Kevin C. Tofel writes "If you want to see where the computer industry is going, you often have to watch the computer component manufacturers, and that's just what DigiTimes did. AsusTek and Quanta both produce Apple notebooks and sources appear to have just revealed that September is the month for 64-bit Merom CPUs in the MacBook and MacBook Pro line."

4 of 323 comments (clear)

  1. What is the deal with 64 bit? by abscissa · · Score: 5, Interesting

    I must be particularly dense. I have had an AMD 64 bit desktop computer for 2 years now and I have yet to take advantage of the 64 bit features. 64-bit Windows wants fancy new drivers (none of which exist, of course) and even MS software (E.g. producer) doesn't work on it.

    So I got a Macbook pro in ... June? Will I miss out big time on 64 bit computing?

    1. Re:What is the deal with 64 bit? by necro81 · · Score: 5, Interesting

      You make a valid point that 64-bit computing isn't very useful if the software can't take advantage of it. Sure, you can get larger memory addressing, but there aren't that many machines where 32-bit's 2GB limit has come into play.

      The difference here is that Apple has been producing 64-bit software for a while. After all, the G5 processor is 64-bit, and that's been in Apple's line since summer '03. Leopard, when it comes out next year, will supposedly do a particularly good job of allowing 32- and 64-bit applications to coexist and execute at the best levels possible.

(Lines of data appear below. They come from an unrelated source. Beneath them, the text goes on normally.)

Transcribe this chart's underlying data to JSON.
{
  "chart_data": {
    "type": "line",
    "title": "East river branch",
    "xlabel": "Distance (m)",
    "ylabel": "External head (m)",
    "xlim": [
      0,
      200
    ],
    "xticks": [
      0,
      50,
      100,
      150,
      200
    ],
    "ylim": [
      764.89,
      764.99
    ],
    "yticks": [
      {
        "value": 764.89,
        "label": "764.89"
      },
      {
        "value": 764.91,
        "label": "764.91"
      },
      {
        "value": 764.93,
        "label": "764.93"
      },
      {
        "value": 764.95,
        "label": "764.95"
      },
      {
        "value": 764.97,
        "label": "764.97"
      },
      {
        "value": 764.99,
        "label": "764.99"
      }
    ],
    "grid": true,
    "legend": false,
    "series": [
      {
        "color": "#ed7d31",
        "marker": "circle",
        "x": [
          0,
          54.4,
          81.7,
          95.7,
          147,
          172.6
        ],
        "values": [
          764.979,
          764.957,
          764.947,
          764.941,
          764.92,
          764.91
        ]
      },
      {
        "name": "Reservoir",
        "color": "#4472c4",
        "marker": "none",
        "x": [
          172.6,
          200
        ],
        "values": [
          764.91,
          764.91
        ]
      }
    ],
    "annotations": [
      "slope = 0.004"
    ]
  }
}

I recall hearing that Apple has been reworking it's software suites to take better advantage fo 64-bit computing (rather than just recompiling to work as 32-bit applications on a 64-bit machine). So, whereas your AMD machine has barely begun to take advantage of 64-bit capabilities, the Merom-based Apple's will do so from day one.

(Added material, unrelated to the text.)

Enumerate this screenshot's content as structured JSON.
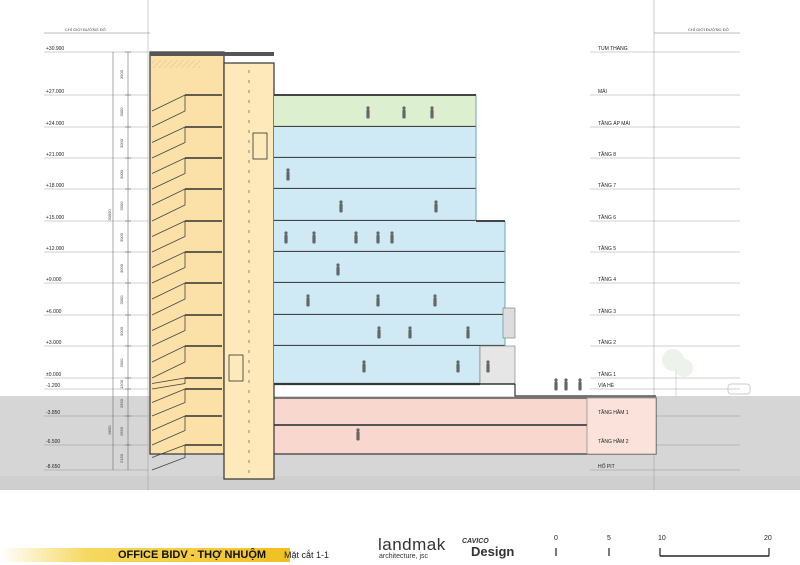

      I don't think you'll 'miss out,' because the improvement may not be apparent for some time.

    2. Re:What is the deal with 64 bit? by Overly+Critical+Guy · · Score: 5, Interesting

      OS X Leopard will be fully 64-bit, and unlike Windows Vista, will seamlessly support 32-bit device drivers and applications, so going full 64-bit will be as simple as buying a 64-bit Mac.

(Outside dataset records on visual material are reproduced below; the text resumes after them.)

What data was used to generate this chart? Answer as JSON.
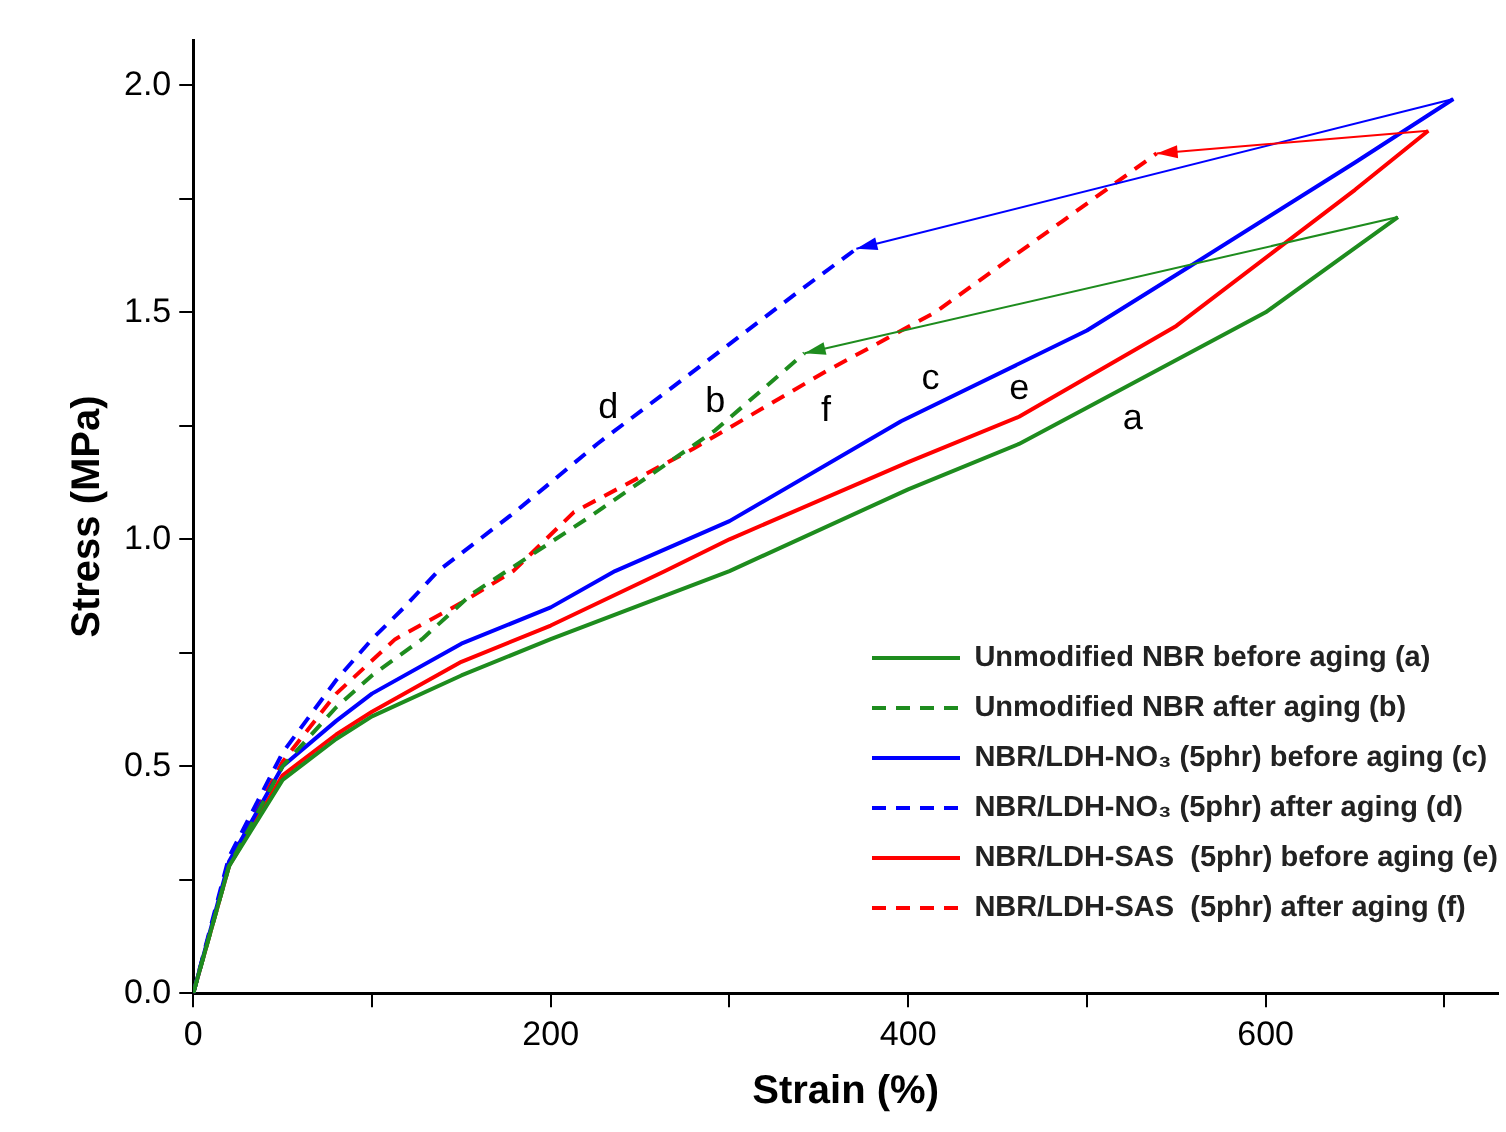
{
  "chart_data": {
    "type": "line",
    "xlabel": "Strain (%)",
    "ylabel": "Stress (MPa)",
    "xlim": [
      0,
      730
    ],
    "ylim": [
      0,
      2.1
    ],
    "xticks": [
      0,
      {
        "value": 100,
        "label": null
      },
      200,
      {
        "value": 300,
        "label": null
      },
      400,
      {
        "value": 500,
        "label": null
      },
      600,
      {
        "value": 700,
        "label": null
      }
    ],
    "yticks": [
      {
        "value": 0,
        "label": "0.0"
      },
      {
        "value": 0.25,
        "label": null
      },
      {
        "value": 0.5,
        "label": "0.5"
      },
      {
        "value": 0.75,
        "label": null
      },
      {
        "value": 1,
        "label": "1.0"
      },
      {
        "value": 1.25,
        "label": null
      },
      {
        "value": 1.5,
        "label": "1.5"
      },
      {
        "value": 1.75,
        "label": null
      },
      {
        "value": 2,
        "label": "2.0"
      }
    ],
    "grid": false,
    "legend": "bottom right",
    "marker": "none",
    "series": [
      {
        "name": "Unmodified NBR before aging (a)",
        "color": "#1e8c1e",
        "line_style": "solid",
        "x": [
          0,
          20,
          50,
          80,
          100,
          150,
          200,
          300,
          400,
          462,
          500,
          600,
          674
        ],
        "values": [
          0,
          0.28,
          0.47,
          0.56,
          0.61,
          0.7,
          0.78,
          0.93,
          1.11,
          1.21,
          1.29,
          1.5,
          1.71
        ]
      },
      {
        "name": "Unmodified NBR after aging (b)",
        "color": "#1e8c1e",
        "line_style": "dashed",
        "x": [
          0,
          20,
          50,
          80,
          100,
          128,
          156,
          222,
          292,
          342
        ],
        "values": [
          0,
          0.28,
          0.5,
          0.63,
          0.7,
          0.78,
          0.88,
          1.05,
          1.24,
          1.41
        ]
      },
      {
        "name": "NBR/LDH-NO₃ (5phr) before aging (c)",
        "color": "#0000ff",
        "line_style": "solid",
        "x": [
          0,
          20,
          50,
          80,
          100,
          150,
          200,
          236,
          300,
          396,
          500,
          557,
          650,
          705
        ],
        "values": [
          0,
          0.29,
          0.5,
          0.6,
          0.66,
          0.77,
          0.85,
          0.93,
          1.04,
          1.26,
          1.46,
          1.6,
          1.83,
          1.97
        ]
      },
      {
        "name": "NBR/LDH-NO₃ (5phr) after aging (d)",
        "color": "#0000ff",
        "line_style": "dashed",
        "x": [
          0,
          20,
          50,
          80,
          100,
          118,
          137,
          180,
          226,
          300,
          340,
          371
        ],
        "values": [
          0,
          0.3,
          0.53,
          0.69,
          0.78,
          0.85,
          0.93,
          1.06,
          1.21,
          1.43,
          1.55,
          1.64
        ]
      },
      {
        "name": "NBR/LDH-SAS  (5phr) before aging (e)",
        "color": "#ff0000",
        "line_style": "solid",
        "x": [
          0,
          20,
          50,
          80,
          100,
          150,
          200,
          264,
          300,
          400,
          462,
          550,
          650,
          691
        ],
        "values": [
          0,
          0.28,
          0.48,
          0.57,
          0.62,
          0.73,
          0.81,
          0.93,
          1,
          1.17,
          1.27,
          1.47,
          1.77,
          1.9
        ]
      },
      {
        "name": "NBR/LDH-SAS  (5phr) after aging (f)",
        "color": "#ff0000",
        "line_style": "dashed",
        "x": [
          0,
          20,
          50,
          80,
          113,
          150,
          179,
          213,
          280,
          354,
          415,
          486,
          539
        ],
        "values": [
          0,
          0.29,
          0.51,
          0.66,
          0.78,
          0.86,
          0.93,
          1.06,
          1.2,
          1.37,
          1.5,
          1.7,
          1.85
        ]
      }
    ],
    "annotations": [
      "a",
      "b",
      "c",
      "d",
      "e",
      "f"
    ]
  }
}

      That said, your implication is correct that 64-bit really isn't as big a deal as it was hyped to be by the likes of AMD (who teamed with CryTek to put out that awful 64-bit version of Far Cry with the higher-resolution textures to trick gamers into thinking having a 64-bit address space had something to do with that and not their GPU). XCode 2.4 supports four-architecture Universal Binaries anyway, so you'll have 32-bit/64-bit PPC/Intel applications. You shouldn't worry about missing out on anything

      Besides, getting a Core 2 Duo system now would be silly when you can wait until first quarter of 2007 when Intel's Santa Rosa chipset comes out, replacing the Napa chipset used by the Core Duo. It'll have an 800Mhz bus speed upgrade that will really let the Core 2 take advantage of its power as well as ship with a new WLAN 802.11n chipset.

      I have an Intel iMac and an Intel MacBook, but I'm quite happy and waiting for next year's Macs before even thinking of heading to eBay. There's always something better around the corner, especially with Apple.

      --
      "Sufferin' succotash."
    3. Re:What is the deal with 64 bit? by barole · · Score: 4, Interesting
      But under standard 32-bit XP, each process gets only a 2GB address space. That is much more of a limitation than 4GB total RAM for many applications, especially since graphics drivers, etc may eat into that 2GB.

      Also, if you use an app that needs large contiguous chunks of memory, you may run into a situation where you have say 600MB of address space left, but no one chunk is larger than 200MB. Then if your app needs a 250MB chunk of memory, it will fail even though there is 600MB left.

      Going to a 64-bit address space solves these issues.